Results: Our sample consisted of 8 women and 4 men. The average age was 38.3 (24-48). Pituitary MRI came back normal in one case, revealed a microadenoma in 7 cases and a macroadenoma in 4 cases. Pathological examination confirmed the diagnosis in 8 cases, and 4 reports were unavailable. Remission was obtained in 6 cases (50%), Recurrence occurred in 3 cases (25%) with an average time frame of 8 years (3 -17 years), one of which benefited from radiotherapy with remission. Persistent disease was observed in 3 patients, one of whom was a candidate for revision surgery (the patient refused the operation), the other received radiotherapy without remission and died from complications related to hypercorticism. The third required simple monitoring. Two out of the 3 recurrences did not develop adrenal insufficiency (AI) while one developed transient adrenal insufficiency (with a recurrence time frame of 17 years), while 4 of the six remissions developed prolonged AI. Regarding complications of transsphenoidal surgery, there were two uncomplicated meningeal breaches, 3 cases of diabetes insipidus, one of which is definitive, and one case of sinusitis.
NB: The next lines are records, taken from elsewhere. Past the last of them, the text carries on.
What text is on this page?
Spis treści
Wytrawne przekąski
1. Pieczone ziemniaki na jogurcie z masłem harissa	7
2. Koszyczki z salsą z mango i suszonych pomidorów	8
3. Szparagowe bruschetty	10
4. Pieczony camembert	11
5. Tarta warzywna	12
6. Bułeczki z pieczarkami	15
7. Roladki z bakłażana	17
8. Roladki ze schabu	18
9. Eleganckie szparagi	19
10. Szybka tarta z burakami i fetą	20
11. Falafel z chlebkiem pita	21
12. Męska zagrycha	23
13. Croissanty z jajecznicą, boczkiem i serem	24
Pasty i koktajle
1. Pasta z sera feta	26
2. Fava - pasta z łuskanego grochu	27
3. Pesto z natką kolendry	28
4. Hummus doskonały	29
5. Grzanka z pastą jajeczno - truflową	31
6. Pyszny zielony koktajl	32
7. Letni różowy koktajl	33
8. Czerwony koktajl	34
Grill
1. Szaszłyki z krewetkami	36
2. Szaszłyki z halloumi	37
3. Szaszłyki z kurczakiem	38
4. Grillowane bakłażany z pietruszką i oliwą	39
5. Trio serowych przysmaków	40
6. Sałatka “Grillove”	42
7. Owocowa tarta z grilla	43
Conclusion: Transsphenoidal surgery is an effective means of treatment for Cushings disease, however after successful treatment there is an increased risk of recurrence over time warranting prolonged lifelong follow-up. Subjects who have experienced postoperative adrenal insufficiency have a lower risk of recurrence, especially in case of a prolonged one. Depending on the postoperative biological findings, further treatment may be necessary (radiotherapy, surgery).